Dangers of wildcards in bash

Many web developers and some filemaker developers likely use bash while using the terminal.  You may have come across some odd issues when you use a command like “rm *”, when you’re in a folder with a lot of files or a file that starts with dash.  The challenge is that bash expands * to be a list of the files and folders rather than passing it on the command.  The issue with a lot of files is there’s a max command length and the issue with files that start with a dash is the command your trying to call might think your trying to pass it a argument and not a file.  This feature can get fun when you use something like gnu tar.

There’s a nice write-up of the feature/issue here.

	$ touch -- "--checkpoint=1"
	$ touch -- "--checkpoint-action=exec=sh shell.sh"
	$ echo "whoami" > shell.sh
	$ touch a
	$ sudo tar cf archive.tar *
	root

What happens when you run “tar cf archive.tar *” is bash turns that into “tar cf archive.tar a --checkpoint=1 --checkpoint-action=exec=sh shell.sh  shell.sh“.  GNU tar tries to be as helpful as it can process each -- parameter in to something it should act on regardless of where it is in the command.
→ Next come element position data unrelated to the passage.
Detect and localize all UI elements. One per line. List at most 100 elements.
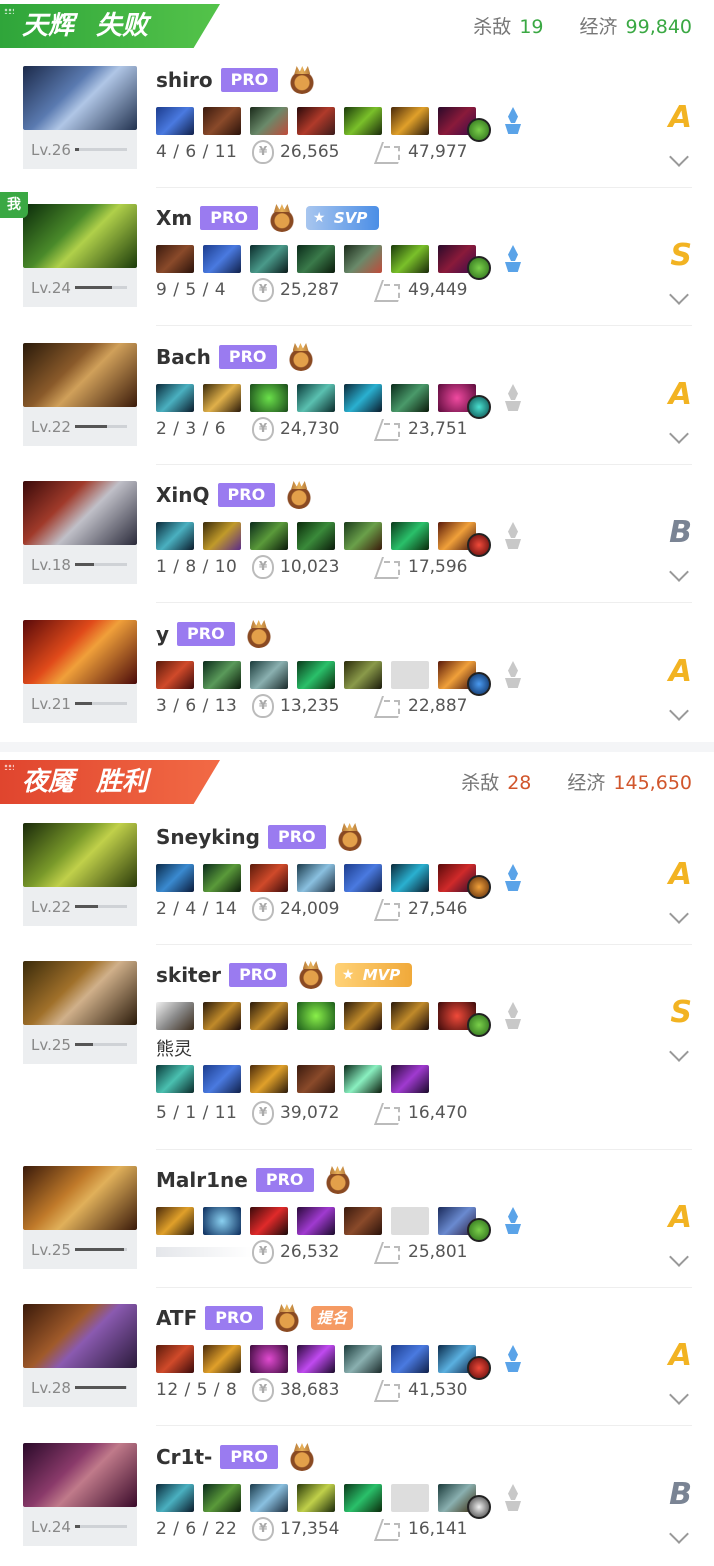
- item-icon[interactable]: [391, 1345, 429, 1373]
- hero-portrait[interactable]: Lv.22: [23, 823, 137, 926]
- item-icon[interactable]: [250, 864, 288, 892]
- item-icon[interactable]: [203, 1207, 241, 1235]
- item-icon[interactable]: [344, 1207, 382, 1235]
- player-row[interactable]: Lv.28 ATF PRO 提名 12 / 5 / 8 ¥ 38,683 41,…: [0, 1304, 714, 1416]
- item-icon[interactable]: [203, 1002, 241, 1030]
- hero-portrait[interactable]: Lv.24: [23, 1443, 137, 1546]
- item-icon[interactable]: [344, 864, 382, 892]
- item-icon[interactable]: [297, 522, 335, 550]
- item-icon[interactable]: [203, 384, 241, 412]
- chevron-down-icon[interactable]: [669, 147, 689, 167]
- item-icon[interactable]: [203, 1345, 241, 1373]
- item-icon[interactable]: [250, 1345, 288, 1373]
- chevron-down-icon[interactable]: [669, 1042, 689, 1062]
- chevron-down-icon[interactable]: [669, 562, 689, 582]
- item-icon[interactable]: [344, 1002, 382, 1030]
- player-name[interactable]: XinQ: [156, 483, 210, 507]
- item-icon[interactable]: [391, 1065, 429, 1093]
- player-name[interactable]: ATF: [156, 1306, 197, 1330]
- item-icon[interactable]: [203, 1065, 241, 1093]
- item-icon[interactable]: [156, 1002, 194, 1030]
- player-row[interactable]: Lv.24 Cr1t- PRO 2 / 6 / 22 ¥ 17,354 16,1…: [0, 1443, 714, 1555]
- neutral-item-icon[interactable]: [467, 1356, 491, 1380]
- player-row[interactable]: Lv.21 y PRO 3 / 6 / 13 ¥ 13,235 22,887 A: [0, 620, 714, 732]
- item-icon[interactable]: [156, 1484, 194, 1512]
- item-icon[interactable]: [250, 1207, 288, 1235]
- player-row[interactable]: 我 Lv.24 Xm PRO SVP 9 / 5 / 4 ¥ 25,287 49…: [0, 192, 714, 316]
- item-icon[interactable]: [297, 245, 335, 273]
- hero-portrait[interactable]: Lv.18: [23, 481, 137, 584]
- item-icon[interactable]: [250, 107, 288, 135]
- neutral-item-icon[interactable]: [467, 256, 491, 280]
- item-icon[interactable]: [156, 384, 194, 412]
- item-icon[interactable]: [156, 864, 194, 892]
- item-icon[interactable]: [344, 107, 382, 135]
- player-row[interactable]: Lv.25 skiter PRO MVP 熊灵 5 / 1 / 11 ¥ 39,…: [0, 961, 714, 1141]
- player-row[interactable]: Lv.25 Malr1ne PRO ¥ 26,532 25,801 A: [0, 1166, 714, 1278]
- chevron-down-icon[interactable]: [669, 1524, 689, 1544]
- item-icon[interactable]: [250, 522, 288, 550]
- item-icon[interactable]: [297, 1345, 335, 1373]
- player-name[interactable]: Malr1ne: [156, 1168, 248, 1192]
- player-row[interactable]: Lv.22 Sneyking PRO 2 / 4 / 14 ¥ 24,009 2…: [0, 823, 714, 935]
- item-icon[interactable]: [391, 864, 429, 892]
- player-name[interactable]: shiro: [156, 68, 213, 92]
- item-icon[interactable]: [344, 245, 382, 273]
- neutral-item-icon[interactable]: [467, 1495, 491, 1519]
- item-icon[interactable]: [344, 1345, 382, 1373]
- item-icon[interactable]: [203, 245, 241, 273]
- player-name[interactable]: skiter: [156, 963, 221, 987]
- item-icon[interactable]: [297, 107, 335, 135]
- chevron-down-icon[interactable]: [669, 424, 689, 444]
- neutral-item-icon[interactable]: [467, 1013, 491, 1037]
- item-icon[interactable]: [344, 1484, 382, 1512]
- item-icon[interactable]: [250, 1484, 288, 1512]
- item-icon[interactable]: [156, 1207, 194, 1235]
- item-icon[interactable]: [156, 245, 194, 273]
- item-icon[interactable]: [203, 1484, 241, 1512]
- item-icon[interactable]: [297, 1484, 335, 1512]
- item-icon[interactable]: [250, 245, 288, 273]
- hero-portrait[interactable]: Lv.25: [23, 1166, 137, 1269]
- item-icon[interactable]: [297, 384, 335, 412]
- item-icon[interactable]: [156, 107, 194, 135]
- player-row[interactable]: Lv.18 XinQ PRO 1 / 8 / 10 ¥ 10,023 17,59…: [0, 481, 714, 593]
- item-icon[interactable]: [156, 1065, 194, 1093]
- item-icon[interactable]: [391, 522, 429, 550]
- chevron-down-icon[interactable]: [669, 904, 689, 924]
- chevron-down-icon[interactable]: [669, 1385, 689, 1405]
- neutral-item-icon[interactable]: [467, 533, 491, 557]
- item-icon[interactable]: [297, 661, 335, 689]
- player-name[interactable]: Sneyking: [156, 825, 260, 849]
- item-icon[interactable]: [203, 107, 241, 135]
- item-icon[interactable]: [156, 661, 194, 689]
- chevron-down-icon[interactable]: [669, 701, 689, 721]
- neutral-item-icon[interactable]: [467, 875, 491, 899]
- item-icon[interactable]: [203, 864, 241, 892]
- item-icon[interactable]: [250, 1065, 288, 1093]
- hero-portrait[interactable]: Lv.26: [23, 66, 137, 169]
- hero-portrait[interactable]: Lv.28: [23, 1304, 137, 1407]
- hero-portrait[interactable]: Lv.24: [23, 204, 137, 307]
- item-icon[interactable]: [203, 522, 241, 550]
- player-name[interactable]: Xm: [156, 206, 192, 230]
- neutral-item-icon[interactable]: [467, 672, 491, 696]
- player-name[interactable]: Cr1t-: [156, 1445, 212, 1469]
- chevron-down-icon[interactable]: [669, 1247, 689, 1267]
- item-icon[interactable]: [297, 1207, 335, 1235]
- player-name[interactable]: y: [156, 622, 169, 646]
- item-icon[interactable]: [297, 864, 335, 892]
- player-name[interactable]: Bach: [156, 345, 211, 369]
- item-icon[interactable]: [250, 384, 288, 412]
- item-icon[interactable]: [391, 107, 429, 135]
- hero-portrait[interactable]: Lv.22: [23, 343, 137, 446]
- item-icon[interactable]: [156, 1345, 194, 1373]
- item-icon[interactable]: [344, 1065, 382, 1093]
- item-icon[interactable]: [344, 384, 382, 412]
- item-icon[interactable]: [250, 1002, 288, 1030]
- item-icon[interactable]: [344, 522, 382, 550]
- item-icon[interactable]: [250, 661, 288, 689]
- item-icon[interactable]: [203, 661, 241, 689]
- neutral-item-icon[interactable]: [467, 395, 491, 419]
- neutral-item-icon[interactable]: [467, 1218, 491, 1242]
The question quickly becomes “What should I do to prevent issues like this?”.  For most commands there’s two methods around it.  The first is prefix the * with ./ (tar cf archive.tar ./*) because that will cause bash to prefix what’s passed with ./.  The second solution that works with most commands is pass -- before the * (tar cf archive.tar -- *) as most commands take that as a hint that everything that’s after it is a filename.